Des cibles de premier plan dans le collimateur
Depuis que les attaques ont commencé en décembre 2020, elles se sont poursuivies tout au long de l'année 2021 et jusqu'au mois de février de cette année, au moins. Selon Kaspersky, des organisations ont été ciblées à Taïwan, au Vietnam, en Afghanistan, en Inde, en Iran, en Malaisie, au Pakistan, en Russie, en Slovaquie, en Thaïlande, au Royaume-Uni, au Kirghizistan, en Ouzbékistan et en Indonésie. Il convient également de noter que toutes les attaques ToddyCat n'ont pas utilisé Microsoft Exchange comme point d'entrée.
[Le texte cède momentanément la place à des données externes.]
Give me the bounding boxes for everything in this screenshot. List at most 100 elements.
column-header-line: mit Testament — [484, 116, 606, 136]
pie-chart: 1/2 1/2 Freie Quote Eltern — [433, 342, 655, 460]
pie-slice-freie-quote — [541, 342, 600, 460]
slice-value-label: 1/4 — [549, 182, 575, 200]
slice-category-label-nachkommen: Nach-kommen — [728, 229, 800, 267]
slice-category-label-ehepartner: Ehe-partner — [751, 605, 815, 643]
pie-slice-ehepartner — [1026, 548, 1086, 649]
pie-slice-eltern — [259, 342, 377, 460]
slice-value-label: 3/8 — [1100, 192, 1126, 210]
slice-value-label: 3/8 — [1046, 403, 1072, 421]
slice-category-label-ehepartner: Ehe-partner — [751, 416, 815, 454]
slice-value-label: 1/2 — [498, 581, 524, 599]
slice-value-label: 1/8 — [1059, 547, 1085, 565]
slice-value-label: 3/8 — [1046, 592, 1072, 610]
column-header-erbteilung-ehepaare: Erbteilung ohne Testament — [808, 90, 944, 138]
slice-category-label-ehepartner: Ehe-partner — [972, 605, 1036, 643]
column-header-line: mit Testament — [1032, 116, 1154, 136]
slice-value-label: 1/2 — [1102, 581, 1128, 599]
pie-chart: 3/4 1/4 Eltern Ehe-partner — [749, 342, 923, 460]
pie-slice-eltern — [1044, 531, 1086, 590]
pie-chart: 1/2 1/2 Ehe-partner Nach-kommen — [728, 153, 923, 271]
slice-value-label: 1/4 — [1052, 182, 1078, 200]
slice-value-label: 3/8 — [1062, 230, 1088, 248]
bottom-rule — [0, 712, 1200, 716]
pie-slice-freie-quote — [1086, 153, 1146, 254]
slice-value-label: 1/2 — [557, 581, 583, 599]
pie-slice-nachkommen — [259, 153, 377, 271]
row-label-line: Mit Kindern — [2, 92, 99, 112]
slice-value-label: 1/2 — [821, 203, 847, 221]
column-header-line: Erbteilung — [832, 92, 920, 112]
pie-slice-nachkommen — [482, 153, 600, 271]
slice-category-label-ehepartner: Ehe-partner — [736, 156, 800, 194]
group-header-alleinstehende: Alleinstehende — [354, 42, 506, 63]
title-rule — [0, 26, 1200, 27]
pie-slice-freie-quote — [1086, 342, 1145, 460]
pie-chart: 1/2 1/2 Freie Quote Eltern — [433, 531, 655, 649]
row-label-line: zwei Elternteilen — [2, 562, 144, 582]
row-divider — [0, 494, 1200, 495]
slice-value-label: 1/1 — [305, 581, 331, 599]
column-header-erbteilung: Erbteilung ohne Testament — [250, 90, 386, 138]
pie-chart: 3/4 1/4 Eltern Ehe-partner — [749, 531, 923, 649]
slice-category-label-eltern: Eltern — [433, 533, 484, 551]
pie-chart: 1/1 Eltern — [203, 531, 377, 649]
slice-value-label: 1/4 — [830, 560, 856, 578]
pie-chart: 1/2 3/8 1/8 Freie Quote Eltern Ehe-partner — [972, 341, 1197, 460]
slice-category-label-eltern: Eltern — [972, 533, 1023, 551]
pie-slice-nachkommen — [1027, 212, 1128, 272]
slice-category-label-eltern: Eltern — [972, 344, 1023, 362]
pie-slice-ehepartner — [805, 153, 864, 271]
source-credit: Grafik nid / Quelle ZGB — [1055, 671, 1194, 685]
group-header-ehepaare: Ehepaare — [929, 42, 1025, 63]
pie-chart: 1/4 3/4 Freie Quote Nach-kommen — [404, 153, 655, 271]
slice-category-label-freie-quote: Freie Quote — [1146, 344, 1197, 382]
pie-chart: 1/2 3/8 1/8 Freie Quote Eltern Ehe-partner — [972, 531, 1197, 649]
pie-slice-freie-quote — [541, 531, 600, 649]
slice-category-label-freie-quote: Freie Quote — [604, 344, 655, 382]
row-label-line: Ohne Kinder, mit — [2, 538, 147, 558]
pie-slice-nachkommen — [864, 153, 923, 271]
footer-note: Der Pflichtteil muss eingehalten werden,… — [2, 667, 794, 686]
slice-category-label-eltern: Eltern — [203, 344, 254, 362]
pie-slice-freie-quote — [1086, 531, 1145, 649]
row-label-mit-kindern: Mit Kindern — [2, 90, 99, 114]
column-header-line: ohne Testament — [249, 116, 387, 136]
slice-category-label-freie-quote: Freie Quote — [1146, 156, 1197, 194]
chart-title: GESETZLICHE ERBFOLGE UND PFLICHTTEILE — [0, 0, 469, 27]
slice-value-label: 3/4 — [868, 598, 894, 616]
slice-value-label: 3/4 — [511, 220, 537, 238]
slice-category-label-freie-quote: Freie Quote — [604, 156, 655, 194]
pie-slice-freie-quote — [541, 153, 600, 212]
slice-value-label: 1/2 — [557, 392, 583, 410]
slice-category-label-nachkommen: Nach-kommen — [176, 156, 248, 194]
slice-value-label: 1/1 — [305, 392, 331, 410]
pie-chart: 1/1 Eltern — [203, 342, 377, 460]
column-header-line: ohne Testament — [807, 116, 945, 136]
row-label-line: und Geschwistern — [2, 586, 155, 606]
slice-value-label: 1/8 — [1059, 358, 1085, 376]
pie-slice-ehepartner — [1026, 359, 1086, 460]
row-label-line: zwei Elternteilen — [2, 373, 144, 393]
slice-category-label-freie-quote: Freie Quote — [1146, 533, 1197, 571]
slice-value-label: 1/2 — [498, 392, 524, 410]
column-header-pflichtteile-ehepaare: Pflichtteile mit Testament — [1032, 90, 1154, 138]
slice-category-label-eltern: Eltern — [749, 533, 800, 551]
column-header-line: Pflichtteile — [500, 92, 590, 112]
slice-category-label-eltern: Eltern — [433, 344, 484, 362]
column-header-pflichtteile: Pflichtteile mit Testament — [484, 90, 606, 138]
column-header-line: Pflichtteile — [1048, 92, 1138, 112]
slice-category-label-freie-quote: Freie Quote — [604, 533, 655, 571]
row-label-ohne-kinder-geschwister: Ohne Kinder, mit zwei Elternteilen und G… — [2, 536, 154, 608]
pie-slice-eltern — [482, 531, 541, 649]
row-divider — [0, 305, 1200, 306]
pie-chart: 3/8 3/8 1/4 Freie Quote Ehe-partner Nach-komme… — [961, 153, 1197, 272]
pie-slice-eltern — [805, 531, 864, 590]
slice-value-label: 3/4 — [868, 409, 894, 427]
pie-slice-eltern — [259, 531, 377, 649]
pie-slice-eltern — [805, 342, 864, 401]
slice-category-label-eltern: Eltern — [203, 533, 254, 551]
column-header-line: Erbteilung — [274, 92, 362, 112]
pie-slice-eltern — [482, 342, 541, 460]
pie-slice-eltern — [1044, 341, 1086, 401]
Dans certains cas, les chercheurs ont découvert que des chargeurs pour le cheval de Troie Ninja avaient été livrés dans des archives ZIP via l'application de messagerie Telegram. Cela signifie que le groupe a également ciblé directement certaines personnes afin de prendre pied dans des organisations qui présentent un intérêt pour eux.
Les chercheurs de Kaspersky ont observé que certaines victimes avaient aussi été ciblées par des groupes de langue chinoise, notamment par un groupe APT chinois qui utilise un programme de porte dérobée appelé FunnyDream. Cependant, malgré certaines similitudes, il n'existe pas de preuves convaincantes liant les deux groupes ou familles de malware. Plus probablement, c’est le profil des victimes qui en fait des cibles intéressantes pour plusieurs groupes APT, de sorte que tout chevauchement pourrait être fortuit. « Les organisations touchées, tant gouvernementales que militaires, montrent que ce groupe se concentre sur des cibles de très haut niveau et qu'il est sans doute utilisé pour atteindre des objectifs critiques, probablement liés à des intérêts géopolitiques », ont déclaré les chercheurs de Kaspersky. Le rapport de l’éditeur comprend divers hachages de fichiers provenant des échantillons de malwares ToddyCat découverts, ainsi que d'autres indicateurs de compromission.